The quote above comes from Howard Mark‘s The Most Important Thing Illuminated, who was referring to investors who, believing they cannot beat the market, stay away from the investing game. In doing so, these people allow those who think they can (and who do participate in actively trying to beat the market), opportunities to do just that.

It reminded me of a thought I had during my recent annual military service, where I saw a significant number of comrades looking more physically unfit than ever, many of whom were almost as or even more physically fit than me during our active days (about ten years ago). By virtue of simply having more or less maintained my fitness these past years, I was now perceived by them as being much fitter than them.

It was almost as if because they didn’t want to play the fitness game (“Not young; no time” was the common refrain), and I did, I “won” by default, even though I wasn’t naturally the “fittest” to begin with.

By the same token, I’ve known of plenty of really smart people who not quite wanting to play the “career game” (for whatever reason) get stuck in career mediocrity, giving us less naturally talented folks opportunities we wouldn’t have had if not for their leaving the game for us.

The Use of Worry

“Worrying doesn’t get you anywhere.” Or so they say, “they” being the anonymous group of trolls in my head that churns out stuff like that.

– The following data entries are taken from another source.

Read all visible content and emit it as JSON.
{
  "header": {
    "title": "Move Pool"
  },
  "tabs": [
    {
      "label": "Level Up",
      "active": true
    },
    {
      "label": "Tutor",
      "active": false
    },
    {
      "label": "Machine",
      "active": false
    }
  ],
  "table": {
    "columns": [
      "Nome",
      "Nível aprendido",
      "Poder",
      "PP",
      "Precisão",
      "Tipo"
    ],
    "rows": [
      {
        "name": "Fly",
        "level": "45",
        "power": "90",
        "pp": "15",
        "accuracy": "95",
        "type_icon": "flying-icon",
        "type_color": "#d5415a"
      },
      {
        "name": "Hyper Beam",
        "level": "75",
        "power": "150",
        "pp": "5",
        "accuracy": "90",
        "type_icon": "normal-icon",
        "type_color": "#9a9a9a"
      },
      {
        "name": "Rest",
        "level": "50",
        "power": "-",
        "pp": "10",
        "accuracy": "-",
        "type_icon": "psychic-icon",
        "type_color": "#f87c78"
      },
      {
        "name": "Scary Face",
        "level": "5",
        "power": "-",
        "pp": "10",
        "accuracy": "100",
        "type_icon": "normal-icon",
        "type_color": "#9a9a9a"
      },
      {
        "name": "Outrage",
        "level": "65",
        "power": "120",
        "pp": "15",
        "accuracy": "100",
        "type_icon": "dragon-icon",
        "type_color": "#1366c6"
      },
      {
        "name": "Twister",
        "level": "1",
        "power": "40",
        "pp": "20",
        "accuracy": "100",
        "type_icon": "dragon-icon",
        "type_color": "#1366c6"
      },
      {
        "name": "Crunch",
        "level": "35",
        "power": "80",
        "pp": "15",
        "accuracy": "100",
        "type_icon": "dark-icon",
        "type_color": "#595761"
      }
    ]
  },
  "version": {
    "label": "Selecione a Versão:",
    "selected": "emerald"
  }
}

But worry does have a use. It urges me to take action. Because of worry, I do things today that I’d ordinarily put off to tomorrow.

I admit, worry makes today (and all preceding time before the event of which I am worried about) potentially nightmarish — the anxiety I feel in the grips of persistent worry isn’t particularly pleasant. But that might be a small price to pay in being as prepared as I can be in anticipation of that worrisome event.

The more I prepare, the less worried I get; till I know that I can prepare no more. That’s when worry ceases to be useful, and itself becomes a cause for concern.